Me too. High-noon to engage Google Takeout [1] – so that I at least have a copy of all that data.

Off-topic: TIL, that Google Takeout can do regular backups automatically for up to one year when you link it to some cloud storage account (GDrive, Dropbox, One Drive, Box).

[1] https://takeout.google.com

2 comments

You have not been able to export the raw data from Location History, via Takeout, for about a year (in preparation for this change).

i.e. no GPX files

They didn't give me gpx files a few years ago either. I seem to remember it being a json or a csv, I can't remember which right now. Was easy to parse it to get the information I was after.
What the hell?? Seriously? There's no way to get my historical location data anymore? I always assumed I could rely on my google location history as a way to look back at where I've been throughout my life..
Seems like you are right, when configuring an export the "file type" choice of your location history data is grayed out.
Uh.. what format does it give you the data in then?
Wait till they remove Google Takeout
Don't give them ideas. Although... EU will smack them with fines for it. And probably California, too.
> EU will smack them with fines for it. And probably California, too.
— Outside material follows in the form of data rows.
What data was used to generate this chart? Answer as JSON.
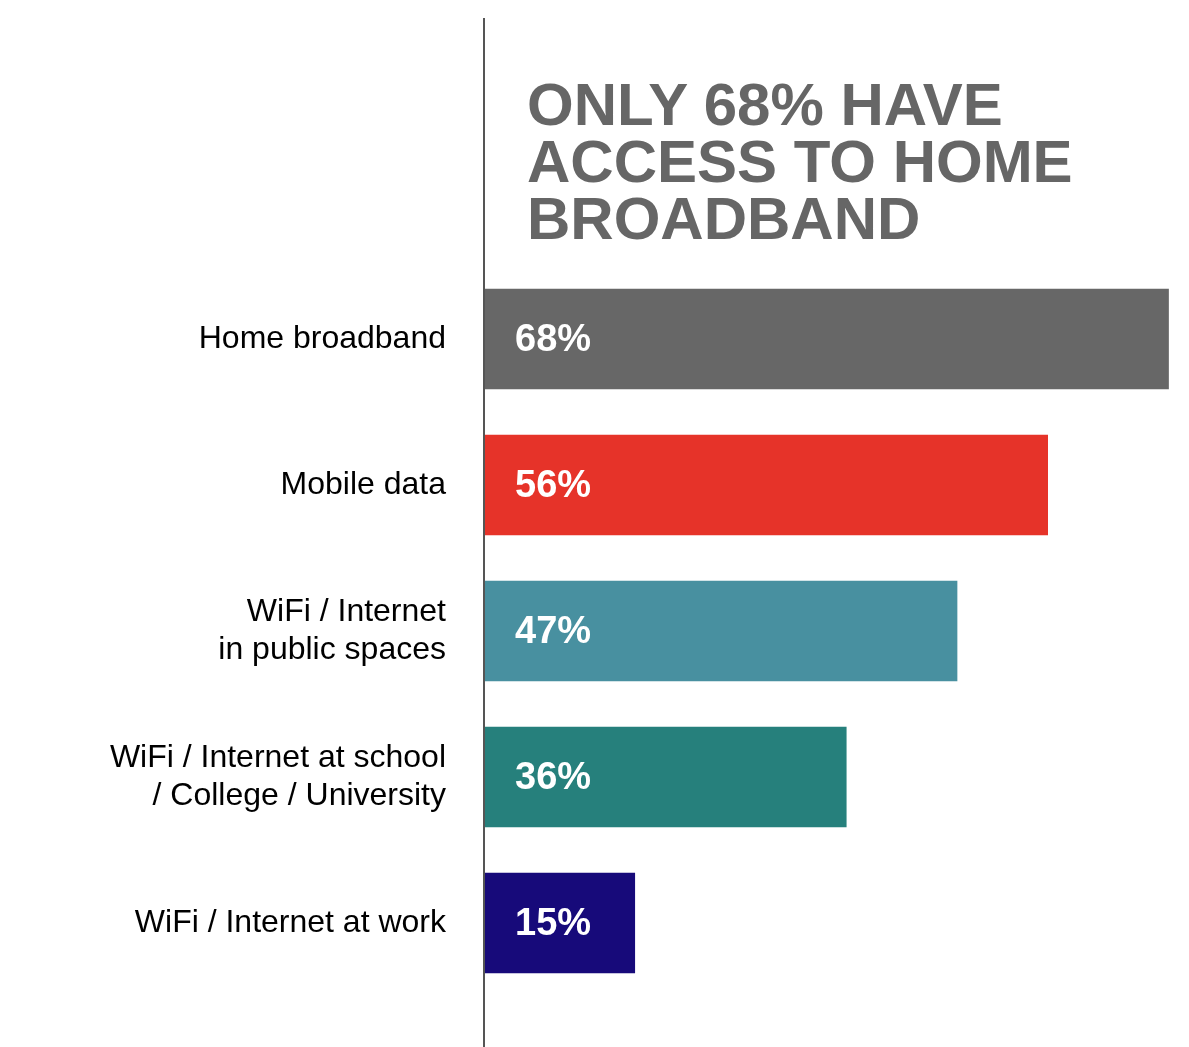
{
  "chart_data": {
    "type": "bar",
    "orientation": "horizontal",
    "title": "ONLY 68% HAVE ACCESS TO HOME BROADBAND",
    "categories": [
      "Home broadband",
      "Mobile data",
      "WiFi / Internet\nin public spaces",
      "WiFi / Internet at school\n/ College / University",
      "WiFi / Internet at work"
    ],
    "values": [
      68,
      56,
      47,
      36,
      15
    ],
    "colors": [
      "#676767",
      "#e63329",
      "#4890a0",
      "#26807c",
      "#170a7a"
    ],
    "value_labels": [
      "68%",
      "56%",
      "47%",
      "36%",
      "15%"
    ],
    "tick_labels": "y",
    "grid": false,
    "legend": false
  }
}
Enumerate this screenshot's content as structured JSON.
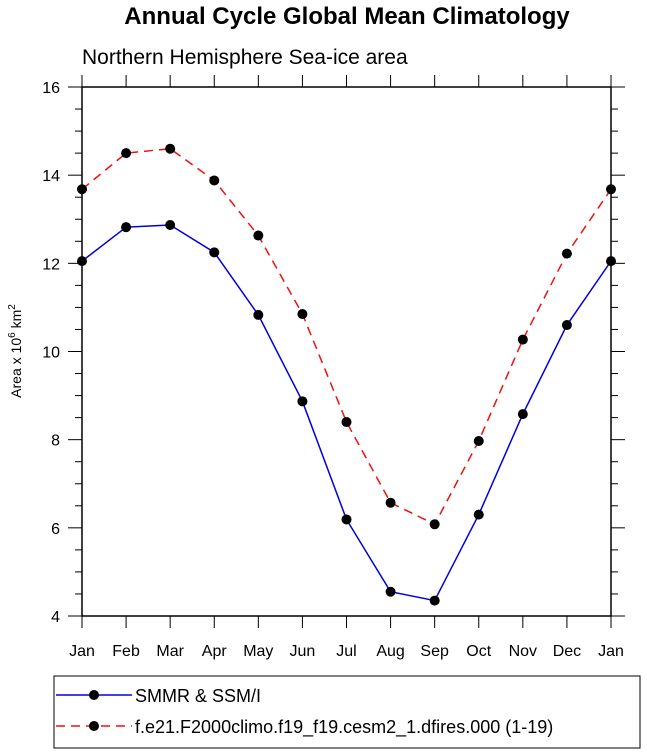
{
  "chart_data": {
    "type": "line",
    "title": "Annual Cycle Global Mean Climatology",
    "subtitle": "Northern Hemisphere Sea-ice area",
    "ylabel_prefix": "Area x 10",
    "ylabel_exp": "6",
    "ylabel_unit": "km",
    "ylabel_unit_exp": "2",
    "xlabel": "",
    "categories": [
      "Jan",
      "Feb",
      "Mar",
      "Apr",
      "May",
      "Jun",
      "Jul",
      "Aug",
      "Sep",
      "Oct",
      "Nov",
      "Dec",
      "Jan"
    ],
    "ylim": [
      4,
      16
    ],
    "yticks": [
      4,
      6,
      8,
      10,
      12,
      14,
      16
    ],
    "yticks_minor_step": 0.5,
    "series": [
      {
        "name": "SMMR & SSM/I",
        "color": "#0000dd",
        "dash": "solid",
        "values": [
          12.05,
          12.82,
          12.87,
          12.25,
          10.83,
          8.87,
          6.19,
          4.55,
          4.35,
          6.3,
          8.58,
          10.6,
          12.05
        ]
      },
      {
        "name": "f.e21.F2000climo.f19_f19.cesm2_1.dfires.000 (1-19)",
        "color": "#ee1111",
        "dash": "dashed",
        "values": [
          13.68,
          14.5,
          14.6,
          13.88,
          12.63,
          10.85,
          8.4,
          6.57,
          6.08,
          7.97,
          10.27,
          12.22,
          13.68
        ]
      }
    ],
    "grid": false,
    "legend_position": "bottom"
  }
}
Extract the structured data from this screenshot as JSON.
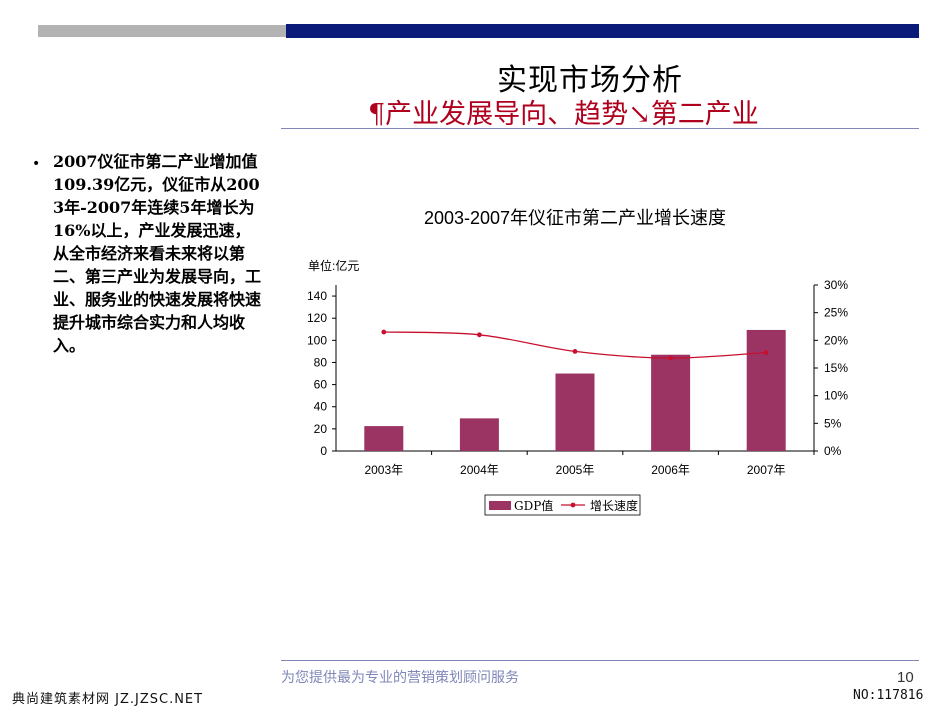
{
  "slide": {
    "title": "实现市场分析",
    "subtitle": "¶产业发展导向、趋势↘第二产业",
    "bullet": "2007仪征市第二产业增加值109.39亿元，仪征市从2003年-2007年连续5年增长为16%以上，产业发展迅速，从全市经济来看未来将以第二、第三产业为发展导向，工业、服务业的快速发展将快速提升城市综合实力和人均收入。",
    "footer": "为您提供最为专业的营销策划顾问服务",
    "page_number": "10"
  },
  "watermark": {
    "left": "典尚建筑素材网 JZ.JZSC.NET",
    "right": "NO:117816"
  },
  "colors": {
    "bar": "#9b3363",
    "line": "#c8102e",
    "header_navy": "#0b1a78",
    "header_gray": "#b3b3b3",
    "rule": "#7f87b8"
  },
  "chart_data": {
    "type": "bar",
    "title": "2003-2007年仪征市第二产业增长速度",
    "unit_label": "单位:亿元",
    "categories": [
      "2003年",
      "2004年",
      "2005年",
      "2006年",
      "2007年"
    ],
    "series": [
      {
        "name": "GDP值",
        "type": "bar",
        "axis": "left",
        "values": [
          22.5,
          29.5,
          70,
          87,
          109.39
        ]
      },
      {
        "name": "增长速度",
        "type": "line",
        "axis": "right",
        "values": [
          0.215,
          0.21,
          0.18,
          0.168,
          0.178
        ]
      }
    ],
    "y_left": {
      "min": 0,
      "max": 150,
      "ticks": [
        0,
        20,
        40,
        60,
        80,
        100,
        120,
        140
      ]
    },
    "y_right": {
      "min": 0,
      "max": 0.3,
      "ticks": [
        "0%",
        "5%",
        "10%",
        "15%",
        "20%",
        "25%",
        "30%"
      ]
    },
    "legend": "bottom",
    "grid": false
  }
}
Kind and respectful reminder that HN does not permit the users to delete their data or download it. It is against the law in EU (and probably California), but it hasn't been legally tested yet.

Hn is an interesting one because there's not even an email associated. Though I imagine they have logs of IPs and such. Still, an equivalent feels like ad networks that are everywhere though don't seem to have a way to delete data.
Doesn't that refer to personal data only? If you did not provide personal info to HN, would GDPR still apply?
YC / HN are in the US, not the EU.

Yes, I know, Europeans think their laws automatically apply globally, but laws are meaningless without enforcement. Hence why 99% of US companies can safely ignore GDPR unless they're operating in the EU (which HN is not).